Warshaw adds that “the all-time greatest surf movie star wasn’t Cape St. Francis or Waimea Bay or Gerry Lopez or Shaun Tomson. It was the audience. Ask an older surfer to name his three favorite surf movies, and the titles will be duly produced in a few moments. Now ask what it was like to be there when those movies played, and images charge out of the memory-storing temporal lobes like stampeding cattle: the spinning bottle caps, the BAs, the flaming paper airplanes, the haze of pot fumes, and always the lusty screams, hoots, howls and whistles in the pre-launch darkness just before the opening frames.” Even movies recorded on analog cameras are likely not going to be screened on projectors. So, using older techniques to record modern surfing is not going to make the surf movie “old” again.
The other reason these older movies have stood the test of time is the people behind the screen. For example, take Bruce Brown, someone I imagine those shooting 16mm film today are aiming to emulate. Warshaw writes in Bruce Brown’s Encyclopedia of Surfing entry that, “Brown himself made his first surf movie, an 8-millimeter short, in 1955; two years later, surfboard-maker Dale Velzy bought Brown a new 16-millimeter movie camera and paid his way to Hawaii to shoot Slippery When Wet, Brown’s first feature-length surf film. Slippery was easygoing, colorful, neatly edited, and scored by West Coast jazz favorite Bud Shank – but the movie was in large part defined by Brown’s smooth and casual narration.”
That’s the other thing: the movie was defined by Brown’s smooth and casual narration. Not the use of 16mm film. It is a key component, sure, but not the defining factor. The key to the success and beauty of Endless Summer lies in the filming, the scoring, the narration, the location… an elite combination of elements people today can either copy (which you shouldn’t) or forget about trying to emulate at all because you’re not Bruce Brown.
And then there’s the fact that these filming techniques were actually quite modern for their time. So, if filmmakers today want to be the next Bruce Brown or John Severson or whoever, maybe they’d better whip out the Red Camera instead of the Bolex.

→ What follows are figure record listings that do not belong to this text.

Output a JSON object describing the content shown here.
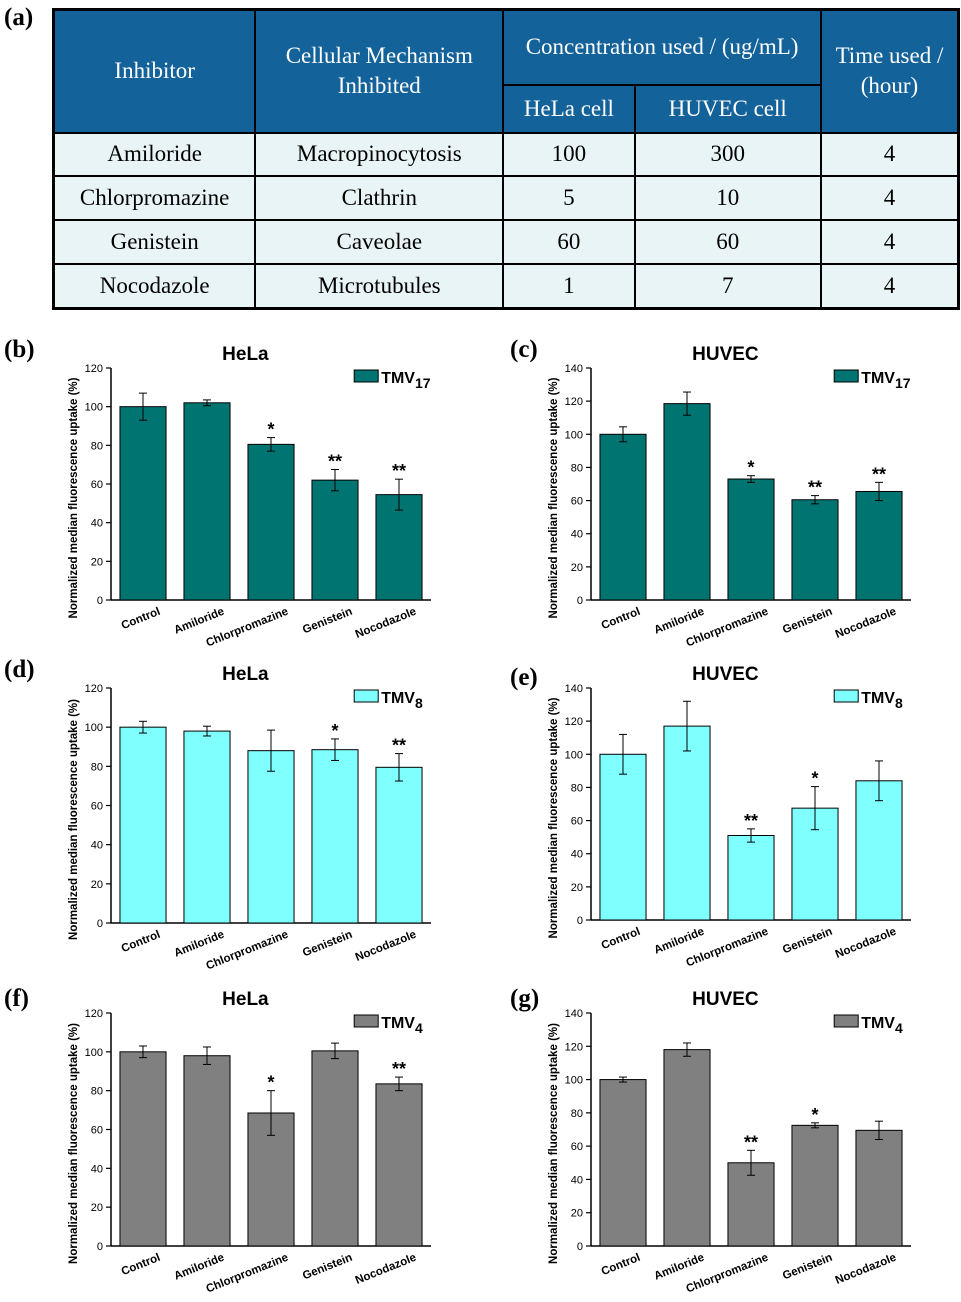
{
  "table": {
    "label": "(a)",
    "headers": {
      "inhibitor": "Inhibitor",
      "mechanism": "Cellular Mechanism Inhibited",
      "concentration": "Concentration used / (ug/mL)",
      "hela": "HeLa cell",
      "huvec": "HUVEC cell",
      "time": "Time used / (hour)"
    },
    "rows": [
      {
        "inhibitor": "Amiloride",
        "mechanism": "Macropinocytosis",
        "hela": "100",
        "huvec": "300",
        "time": "4"
      },
      {
        "inhibitor": "Chlorpromazine",
        "mechanism": "Clathrin",
        "hela": "5",
        "huvec": "10",
        "time": "4"
      },
      {
        "inhibitor": "Genistein",
        "mechanism": "Caveolae",
        "hela": "60",
        "huvec": "60",
        "time": "4"
      },
      {
        "inhibitor": "Nocodazole",
        "mechanism": "Microtubules",
        "hela": "1",
        "huvec": "7",
        "time": "4"
      }
    ]
  },
  "chart_data": [
    {
      "panel": "(b)",
      "type": "bar",
      "title": "HeLa",
      "ylabel": "Normalized median fluorescence uptake (%)",
      "ylim": [
        0,
        120
      ],
      "yticks": [
        0,
        20,
        40,
        60,
        80,
        100,
        120
      ],
      "categories": [
        "Control",
        "Amiloride",
        "Chlorpromazine",
        "Genistein",
        "Nocodazole"
      ],
      "legend": {
        "name": "TMV",
        "sub": "17"
      },
      "color": "#007471",
      "values": [
        100,
        102,
        80.5,
        62,
        54.5
      ],
      "errors": [
        7,
        1.5,
        3.5,
        5.5,
        8
      ],
      "annotations": [
        "",
        "",
        "*",
        "**",
        "**"
      ]
    },
    {
      "panel": "(c)",
      "type": "bar",
      "title": "HUVEC",
      "ylabel": "Normalized median fluorescence uptake (%)",
      "ylim": [
        0,
        140
      ],
      "yticks": [
        0,
        20,
        40,
        60,
        80,
        100,
        120,
        140
      ],
      "categories": [
        "Control",
        "Amiloride",
        "Chlorpromazine",
        "Genistein",
        "Nocodazole"
      ],
      "legend": {
        "name": "TMV",
        "sub": "17"
      },
      "color": "#007471",
      "values": [
        100,
        118.5,
        73,
        60.5,
        65.5
      ],
      "errors": [
        4.5,
        7,
        2,
        2.5,
        5.5
      ],
      "annotations": [
        "",
        "",
        "*",
        "**",
        "**"
      ]
    },
    {
      "panel": "(d)",
      "type": "bar",
      "title": "HeLa",
      "ylabel": "Normalized median fluorescence uptake (%)",
      "ylim": [
        0,
        120
      ],
      "yticks": [
        0,
        20,
        40,
        60,
        80,
        100,
        120
      ],
      "categories": [
        "Control",
        "Amiloride",
        "Chlorpromazine",
        "Genistein",
        "Nocodazole"
      ],
      "legend": {
        "name": "TMV",
        "sub": "8"
      },
      "color": "#80ffff",
      "values": [
        100,
        98,
        88,
        88.5,
        79.5
      ],
      "errors": [
        3,
        2.5,
        10.5,
        5.5,
        7
      ],
      "annotations": [
        "",
        "",
        "",
        "*",
        "**"
      ]
    },
    {
      "panel": "(e)",
      "type": "bar",
      "title": "HUVEC",
      "ylabel": "Normalized median fluorescence uptake (%)",
      "ylim": [
        0,
        140
      ],
      "yticks": [
        0,
        20,
        40,
        60,
        80,
        100,
        120,
        140
      ],
      "categories": [
        "Control",
        "Amiloride",
        "Chlorpromazine",
        "Genistein",
        "Nocodazole"
      ],
      "legend": {
        "name": "TMV",
        "sub": "8"
      },
      "color": "#80ffff",
      "values": [
        100,
        117,
        51,
        67.5,
        84
      ],
      "errors": [
        12,
        15,
        4,
        13,
        12
      ],
      "annotations": [
        "",
        "",
        "**",
        "*",
        ""
      ]
    },
    {
      "panel": "(f)",
      "type": "bar",
      "title": "HeLa",
      "ylabel": "Normalized median fluorescence uptake (%)",
      "ylim": [
        0,
        120
      ],
      "yticks": [
        0,
        20,
        40,
        60,
        80,
        100,
        120
      ],
      "categories": [
        "Control",
        "Amiloride",
        "Chlorpromazine",
        "Genistein",
        "Nocodazole"
      ],
      "legend": {
        "name": "TMV",
        "sub": "4"
      },
      "color": "#808080",
      "values": [
        100,
        98,
        68.5,
        100.5,
        83.5
      ],
      "errors": [
        3,
        4.5,
        11.5,
        4,
        3.5
      ],
      "annotations": [
        "",
        "",
        "*",
        "",
        "**"
      ]
    },
    {
      "panel": "(g)",
      "type": "bar",
      "title": "HUVEC",
      "ylabel": "Normalized median fluorescence uptake (%)",
      "ylim": [
        0,
        140
      ],
      "yticks": [
        0,
        20,
        40,
        60,
        80,
        100,
        120,
        140
      ],
      "categories": [
        "Control",
        "Amiloride",
        "Chlorpromazine",
        "Genistein",
        "Nocodazole"
      ],
      "legend": {
        "name": "TMV",
        "sub": "4"
      },
      "color": "#808080",
      "values": [
        100,
        118,
        50,
        72.5,
        69.5
      ],
      "errors": [
        1.5,
        4,
        7.5,
        1.5,
        5.5
      ],
      "annotations": [
        "",
        "",
        "**",
        "*",
        ""
      ]
    }
  ]
}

Innovation is a key marker for any good film. Shooting a surf movie with bits of film footage sprinkled in does not a creative film make. Analog footage can be beautiful, but it cannot be the crutch that filmmakers lean on, forfeiting a storyline or quality cinematography or even good waves for.

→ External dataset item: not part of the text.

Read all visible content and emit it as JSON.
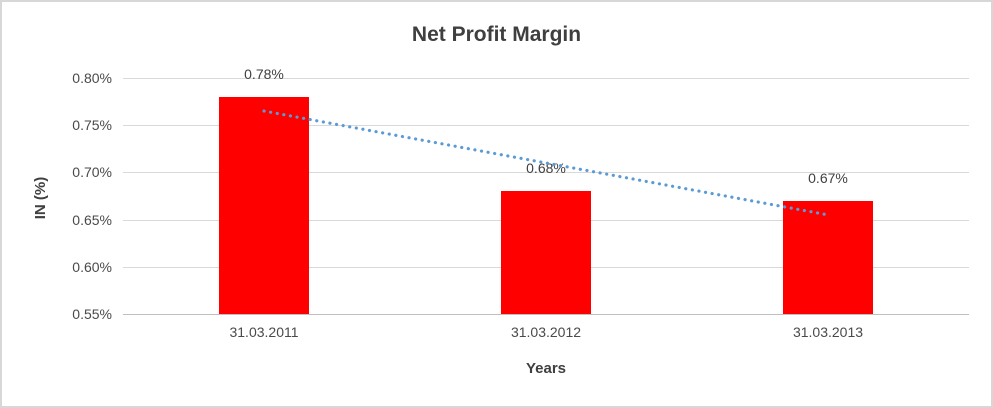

I’m not saying everyone needs to go out and buy the most expensive, most modern camera out there to be innovative. Often, the best creative expressions are small but mighty. Once, a freesurfer named Hugo was showing me one of his edits, and he said, “everyone’s edits look the same now. And that’s why I dance.” His video cut back and forth to shots of him doing airs, and shots of him running around in a koala costume. Other videos show him and his filmer synchronized dancing. To his credit, it was fun, different, and memorable!
The music behind surf edits can make a world of difference, too. Make your own music, like Dane Gudauskas did in his West Oz edit, or Tom Curren playing piano in the Lost Files of the Search, and you’ve stepped it up a lot. And when the originality of multiple people come together, like with Morgan Maassen’s profile of Ryan Lovelace shaping and surfing his own board, it’s more than a surf film… it’s art.
I’m only critical because I believe surf films can achieve so much more than the pigeon-hole they’ve crawled themselves into. Surf films can be inspiring, beautiful, and expressive. Sixteen mm film is a wonderful tool, and it has its place in surf cinema. But, like Tudor’s analogy for choosing equipment based on wave size: if it’s under three feet, why are you on a shortboard? The same applies here, to filmers. If it’s 2023, why are you still (only) filming the way people did in the ‘60s?